Nel suo atto parlamentare, il ticinese ricorda che circa tre quarti delle persone occupate in Svizzera sono attive nel settore dei servizi e spesso si dimentica che molte intrattengono strette relazioni con l'estero. Per loro e per le imprese per le quali lavorano è importante poter offrire i propri servizi sui mercati di sbocco esteri senza né barriere né intoppi di altro genere.
È risaputo che per alcuni settori - in particolare quello della gestione patrimoniale - l'accesso ai mercati esteri, e in particolare a quello dell'UE, è oggi molto limitato, prosegue Romano, per il quale in assenza di condizioni d'accesso migliori, prima o poi le imprese in questione saranno costrette a offrire i loro servizi attraverso filiali ubicate in loco. Per la Svizzera ciò comporta la perdita di posti di lavoro, di substrato fiscale e di valore aggiunto.

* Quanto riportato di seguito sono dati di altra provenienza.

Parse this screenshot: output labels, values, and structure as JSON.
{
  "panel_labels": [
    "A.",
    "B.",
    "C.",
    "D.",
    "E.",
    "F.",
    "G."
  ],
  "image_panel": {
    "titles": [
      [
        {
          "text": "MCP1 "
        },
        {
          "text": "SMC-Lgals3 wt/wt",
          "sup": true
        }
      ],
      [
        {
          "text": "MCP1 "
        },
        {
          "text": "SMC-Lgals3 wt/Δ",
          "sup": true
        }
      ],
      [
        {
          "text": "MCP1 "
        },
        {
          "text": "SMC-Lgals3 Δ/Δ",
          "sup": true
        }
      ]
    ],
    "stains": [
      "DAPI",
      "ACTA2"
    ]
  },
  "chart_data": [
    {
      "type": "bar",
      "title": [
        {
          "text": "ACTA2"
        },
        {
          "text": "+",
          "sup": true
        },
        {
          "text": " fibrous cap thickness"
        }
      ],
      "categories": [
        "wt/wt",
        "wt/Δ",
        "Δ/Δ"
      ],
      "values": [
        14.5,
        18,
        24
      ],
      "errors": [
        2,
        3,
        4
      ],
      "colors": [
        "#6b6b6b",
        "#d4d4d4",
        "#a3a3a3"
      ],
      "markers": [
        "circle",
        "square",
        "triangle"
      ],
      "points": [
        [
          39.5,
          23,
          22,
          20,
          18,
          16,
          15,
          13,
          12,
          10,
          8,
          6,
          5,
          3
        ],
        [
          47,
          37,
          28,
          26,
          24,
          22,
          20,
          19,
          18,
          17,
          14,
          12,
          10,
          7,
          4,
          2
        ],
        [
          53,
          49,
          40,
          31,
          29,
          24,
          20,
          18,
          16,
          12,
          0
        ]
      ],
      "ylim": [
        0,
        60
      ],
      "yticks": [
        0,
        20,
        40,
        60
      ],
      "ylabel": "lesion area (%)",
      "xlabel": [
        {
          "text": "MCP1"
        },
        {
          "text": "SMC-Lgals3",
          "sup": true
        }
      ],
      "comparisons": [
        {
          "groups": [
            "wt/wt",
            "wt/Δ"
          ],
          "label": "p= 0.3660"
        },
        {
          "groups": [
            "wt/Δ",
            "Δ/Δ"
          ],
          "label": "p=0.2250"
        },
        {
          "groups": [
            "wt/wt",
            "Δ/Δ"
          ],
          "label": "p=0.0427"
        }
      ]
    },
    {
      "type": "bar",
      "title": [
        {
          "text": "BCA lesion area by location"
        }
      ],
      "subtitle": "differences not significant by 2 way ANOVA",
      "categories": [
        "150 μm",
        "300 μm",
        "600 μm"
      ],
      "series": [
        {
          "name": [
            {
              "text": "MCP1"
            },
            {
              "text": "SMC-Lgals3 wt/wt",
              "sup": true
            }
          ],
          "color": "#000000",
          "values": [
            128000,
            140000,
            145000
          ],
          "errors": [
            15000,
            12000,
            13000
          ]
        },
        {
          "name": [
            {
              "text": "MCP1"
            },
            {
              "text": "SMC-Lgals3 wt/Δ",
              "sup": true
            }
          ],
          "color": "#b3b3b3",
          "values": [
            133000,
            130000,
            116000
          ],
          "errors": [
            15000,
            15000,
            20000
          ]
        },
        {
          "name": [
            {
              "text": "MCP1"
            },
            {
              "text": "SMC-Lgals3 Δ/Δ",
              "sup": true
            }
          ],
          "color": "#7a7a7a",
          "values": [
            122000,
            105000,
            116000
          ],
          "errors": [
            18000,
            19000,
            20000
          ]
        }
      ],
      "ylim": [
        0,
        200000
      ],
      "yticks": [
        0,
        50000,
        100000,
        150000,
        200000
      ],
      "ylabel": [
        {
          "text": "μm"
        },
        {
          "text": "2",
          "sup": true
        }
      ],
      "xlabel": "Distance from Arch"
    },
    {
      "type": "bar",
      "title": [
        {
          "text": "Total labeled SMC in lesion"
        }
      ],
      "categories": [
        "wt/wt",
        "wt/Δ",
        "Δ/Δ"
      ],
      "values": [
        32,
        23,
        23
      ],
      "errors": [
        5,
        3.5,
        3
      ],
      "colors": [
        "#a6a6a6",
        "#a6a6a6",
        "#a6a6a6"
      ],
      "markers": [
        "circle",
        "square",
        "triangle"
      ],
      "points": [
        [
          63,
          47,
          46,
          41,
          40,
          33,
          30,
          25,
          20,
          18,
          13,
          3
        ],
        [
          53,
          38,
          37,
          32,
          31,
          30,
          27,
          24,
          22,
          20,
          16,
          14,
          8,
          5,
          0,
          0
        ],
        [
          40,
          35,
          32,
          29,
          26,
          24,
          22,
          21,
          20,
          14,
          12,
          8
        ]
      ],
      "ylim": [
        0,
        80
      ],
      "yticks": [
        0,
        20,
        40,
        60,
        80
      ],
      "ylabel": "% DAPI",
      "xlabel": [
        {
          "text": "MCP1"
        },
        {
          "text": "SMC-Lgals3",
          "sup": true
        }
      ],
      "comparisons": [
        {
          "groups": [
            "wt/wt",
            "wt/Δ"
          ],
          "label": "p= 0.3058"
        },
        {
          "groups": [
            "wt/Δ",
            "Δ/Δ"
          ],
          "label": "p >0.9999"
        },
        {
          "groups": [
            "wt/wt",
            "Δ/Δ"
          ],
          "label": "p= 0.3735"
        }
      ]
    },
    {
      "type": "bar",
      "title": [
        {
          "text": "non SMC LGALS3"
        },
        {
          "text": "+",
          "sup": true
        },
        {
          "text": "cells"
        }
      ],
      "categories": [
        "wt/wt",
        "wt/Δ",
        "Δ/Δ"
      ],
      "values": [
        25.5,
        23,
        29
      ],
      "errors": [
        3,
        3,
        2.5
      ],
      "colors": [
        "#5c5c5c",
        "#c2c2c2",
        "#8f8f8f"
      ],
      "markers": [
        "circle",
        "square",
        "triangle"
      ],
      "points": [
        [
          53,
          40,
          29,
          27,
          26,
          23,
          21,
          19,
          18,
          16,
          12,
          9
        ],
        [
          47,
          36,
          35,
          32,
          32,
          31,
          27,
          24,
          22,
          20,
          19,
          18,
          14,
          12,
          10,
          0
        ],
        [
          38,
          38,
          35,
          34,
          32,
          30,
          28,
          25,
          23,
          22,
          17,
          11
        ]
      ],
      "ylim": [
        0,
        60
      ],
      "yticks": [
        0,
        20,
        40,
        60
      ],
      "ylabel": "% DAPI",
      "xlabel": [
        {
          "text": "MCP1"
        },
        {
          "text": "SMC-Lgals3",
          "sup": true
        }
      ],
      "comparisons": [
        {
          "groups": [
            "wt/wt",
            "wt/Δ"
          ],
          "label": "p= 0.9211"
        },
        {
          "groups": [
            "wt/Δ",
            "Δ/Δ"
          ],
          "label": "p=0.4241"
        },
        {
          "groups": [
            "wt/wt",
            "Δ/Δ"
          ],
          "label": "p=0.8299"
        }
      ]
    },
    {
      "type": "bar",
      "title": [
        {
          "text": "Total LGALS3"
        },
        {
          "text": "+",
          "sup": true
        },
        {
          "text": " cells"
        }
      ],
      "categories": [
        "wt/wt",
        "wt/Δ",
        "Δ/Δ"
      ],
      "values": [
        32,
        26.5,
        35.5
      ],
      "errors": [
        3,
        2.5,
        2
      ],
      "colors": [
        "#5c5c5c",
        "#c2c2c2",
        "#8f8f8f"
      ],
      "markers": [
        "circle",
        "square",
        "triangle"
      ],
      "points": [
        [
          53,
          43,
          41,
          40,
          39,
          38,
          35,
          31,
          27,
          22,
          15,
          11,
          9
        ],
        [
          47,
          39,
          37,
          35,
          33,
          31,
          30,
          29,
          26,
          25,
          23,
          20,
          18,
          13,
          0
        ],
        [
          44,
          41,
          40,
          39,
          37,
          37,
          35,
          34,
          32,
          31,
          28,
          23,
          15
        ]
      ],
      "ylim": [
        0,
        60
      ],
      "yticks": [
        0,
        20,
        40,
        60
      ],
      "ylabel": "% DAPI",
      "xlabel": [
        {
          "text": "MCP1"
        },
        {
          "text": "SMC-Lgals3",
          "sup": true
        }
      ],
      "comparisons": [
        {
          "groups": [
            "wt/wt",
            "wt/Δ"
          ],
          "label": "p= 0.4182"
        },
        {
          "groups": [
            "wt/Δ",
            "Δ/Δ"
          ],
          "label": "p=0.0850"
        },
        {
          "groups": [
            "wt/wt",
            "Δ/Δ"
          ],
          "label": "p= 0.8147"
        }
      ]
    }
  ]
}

La maggioranza, seguendo le argomentazioni del consigliere federale Guy Parmelin, ha però ritenuto l'atto parlamentare superfluo: questo settore non va considerato isolatamente, bensì in un contesto più ampio, è stato sottolineato. La questione dell'accesso ai mercati dei servizi è inoltre già contemplata nella strategia di politica economica esterna del Consiglio federale del 2004 e nella sua versione aggiornata del 2011. Tale strategia è inoltre già in corso di rielaborazione.